Copps and Clyburn both endorsed FCC Chairman Julius Genachowski’s proposal to reclassify broadband as a telecom service under Title II of the Telecom Act. “It’s calling an apple an apple,” Copps said. He and Clyburn also stressed the importance of net neutrality for all Internet products. It’s not about regulating the content on the Internet, Clyburn emphasized. Franken, who recently has been active supporter of net neutrality, concurred: “I believe net neutrality is the First Amendment issue of our time."

Copps said some broadcasters, particularly those of the smaller, independent variety, do “an excellent job” serving the public interest and informing communities. But the FCC has made it “awfully difficult for such broadcasters to survive in the newly concentrated environment,” he said. He slammed broadcasters for taking free spectrum in the interest of the public good and failing to live up to their promises. He also criticized the cable industry’s programming and consumer bills. The FCC took the industry’s word too quickly in both cases and it should stop doing so, he said.
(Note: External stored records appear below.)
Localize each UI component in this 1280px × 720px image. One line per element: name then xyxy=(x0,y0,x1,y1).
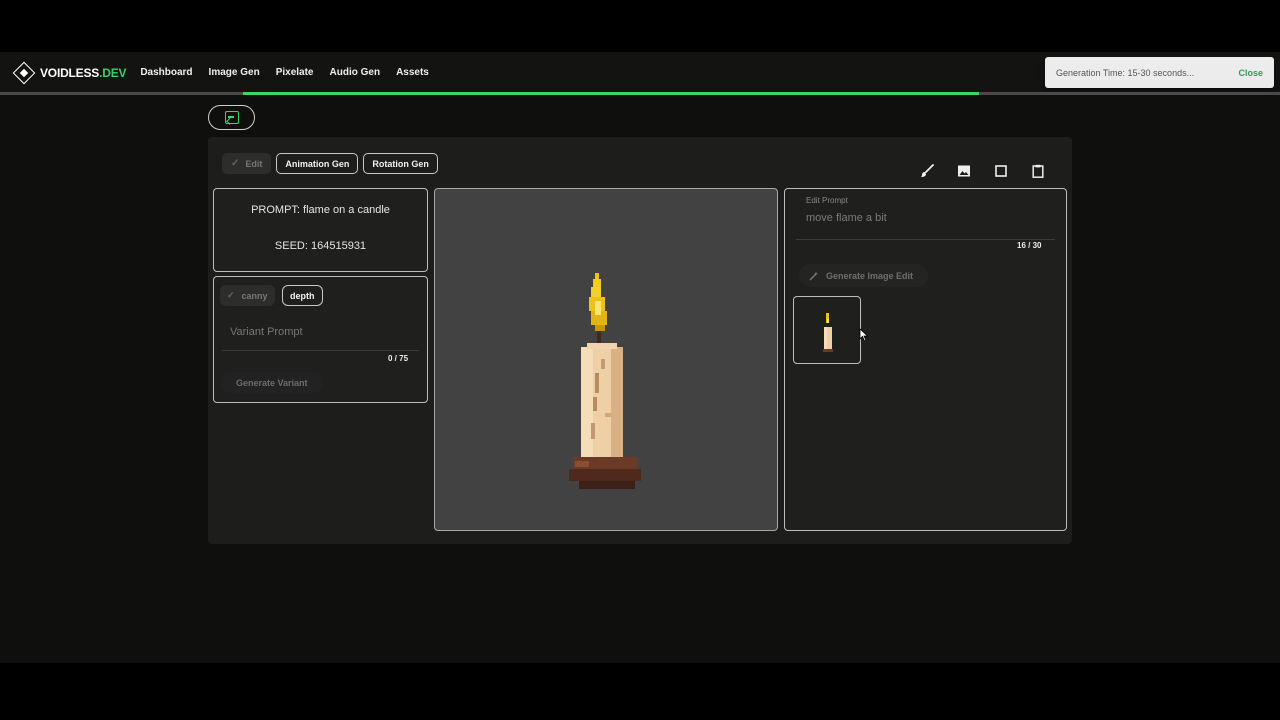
image-icon xyxy=(958,165,970,177)
check-icon: ✓ xyxy=(227,290,235,300)
square-tool-button[interactable] xyxy=(991,161,1011,181)
prompt-text: PROMPT: flame on a candle xyxy=(251,204,390,216)
image-tool-button[interactable] xyxy=(954,161,974,181)
edit-prompt-field[interactable]: Edit Prompt move flame a bit xyxy=(796,196,1055,240)
mode-tabs: ✓ Edit Animation Gen Rotation Gen xyxy=(222,153,443,174)
nav-links: Dashboard Image Gen Pixelate Audio Gen A… xyxy=(140,67,445,78)
mouse-cursor-icon xyxy=(859,328,869,342)
generate-variant-button[interactable]: Generate Variant xyxy=(221,372,323,393)
square-icon xyxy=(995,165,1007,177)
chip-label: canny xyxy=(241,290,268,301)
candle-thumbnail-image xyxy=(823,313,833,352)
edit-char-counter: 16 / 30 xyxy=(1017,241,1042,250)
toast-message: Generation Time: 15-30 seconds... xyxy=(1056,67,1195,78)
clipboard-tool-button[interactable] xyxy=(1028,161,1048,181)
nav-link-assets[interactable]: Assets xyxy=(396,67,429,78)
clipboard-icon xyxy=(1032,164,1044,178)
logo-icon xyxy=(12,61,36,84)
variant-char-counter: 0 / 75 xyxy=(388,354,409,363)
back-button[interactable] xyxy=(208,105,255,130)
variant-prompt-input[interactable]: Variant Prompt xyxy=(222,314,419,351)
tab-animation-gen[interactable]: Animation Gen xyxy=(276,153,359,174)
navbar: VOIDLESS.DEV Dashboard Image Gen Pixelat… xyxy=(0,52,1280,93)
candle-pixel-art xyxy=(565,273,645,498)
edit-prompt-label: Edit Prompt xyxy=(806,196,848,205)
nav-link-pixelate[interactable]: Pixelate xyxy=(276,67,314,78)
editor-card: ✓ Edit Animation Gen Rotation Gen PROMPT… xyxy=(208,137,1072,544)
tab-label: Rotation Gen xyxy=(372,158,429,169)
nav-link-dashboard[interactable]: Dashboard xyxy=(140,67,192,78)
edit-prompt-value: move flame a bit xyxy=(806,212,887,224)
generation-progress-bar xyxy=(0,92,1280,95)
generate-image-edit-label: Generate Image Edit xyxy=(826,270,914,281)
generation-toast: Generation Time: 15-30 seconds... Close xyxy=(1045,57,1274,88)
nav-link-audio-gen[interactable]: Audio Gen xyxy=(330,67,381,78)
canvas-toolbar xyxy=(900,161,1048,181)
logo[interactable]: VOIDLESS.DEV xyxy=(12,61,127,84)
tab-label: Animation Gen xyxy=(285,158,350,169)
tab-edit[interactable]: ✓ Edit xyxy=(222,153,272,174)
tab-rotation-gen[interactable]: Rotation Gen xyxy=(363,153,438,174)
logo-text: VOIDLESS.DEV xyxy=(40,65,127,80)
back-arrow-icon xyxy=(224,111,239,124)
generate-image-edit-button[interactable]: Generate Image Edit xyxy=(799,264,929,287)
edit-panel: Edit Prompt move flame a bit 16 / 30 Gen… xyxy=(784,188,1067,531)
app-root: VOIDLESS.DEV Dashboard Image Gen Pixelat… xyxy=(0,52,1280,663)
chip-label: depth xyxy=(290,290,315,301)
toast-close-button[interactable]: Close xyxy=(1238,68,1263,78)
brush-icon xyxy=(921,164,934,177)
prompt-info-panel: PROMPT: flame on a candle SEED: 16451593… xyxy=(213,188,428,272)
nav-link-image-gen[interactable]: Image Gen xyxy=(209,67,260,78)
magic-wand-icon xyxy=(809,271,818,281)
brush-tool-button[interactable] xyxy=(917,161,937,181)
progress-fill xyxy=(243,92,979,95)
tab-label: Edit xyxy=(245,158,263,169)
seed-text: SEED: 164515931 xyxy=(274,240,367,252)
chip-canny[interactable]: ✓ canny xyxy=(220,285,275,306)
image-canvas[interactable] xyxy=(434,188,778,531)
check-icon: ✓ xyxy=(231,158,240,169)
chip-depth[interactable]: depth xyxy=(282,285,323,306)
variant-panel: ✓ canny depth Variant Prompt 0 / 75 Gene… xyxy=(213,276,428,403)
result-thumbnail[interactable] xyxy=(793,296,861,364)
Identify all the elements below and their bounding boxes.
"The Verizon-Google Gaggle wants to build a world of private Internets that would vastly diminish the centrality of the Internet that you and I know,” Copps said. “Deal-making between big Internet players isn’t policymaking for the common good,” he said. “They want a tiered Internet. ‘Managed services’ is what they call this. ‘Gated communities for the Affluent’ is what I call them.” “Any proposal that treats fixed and mobile broadband differently would be impossible for me to support,” Clyburn declared, citing the increasing number of minorities accessing the Web from wireless devices.

"We can’t let companies write the rules that we the people are supposed to follow. Because if that happens those rules will be written only to protect corporations,” Franken said. He urged the FCC to oppose any efforts to undermine net neutrality and to impede the flow of information online. Franken also urged blocking the proposed Comcast-NBC merger, citing the negative evidence of the impact of media consolidation on the marketplace of ideas. “It is about nothing less than the future of all communications and democracy itself. … As goes the Internet goes journalism, education, entertainment, community engagement, innovation and our economy,” Silver said.

It’s absolutely critical that Chairman Genachowski act before the mid-term election and “make good on President Obama’s promise to the American people to preserve and protect net neutrality,” Silver told us Friday. “If he fails to act immediately, he will betray the President, he will betray his own legacy at the FCC, and he will betray the American people,” he said. Free Press plans to have up to two gatherings before the mid-term election, he said.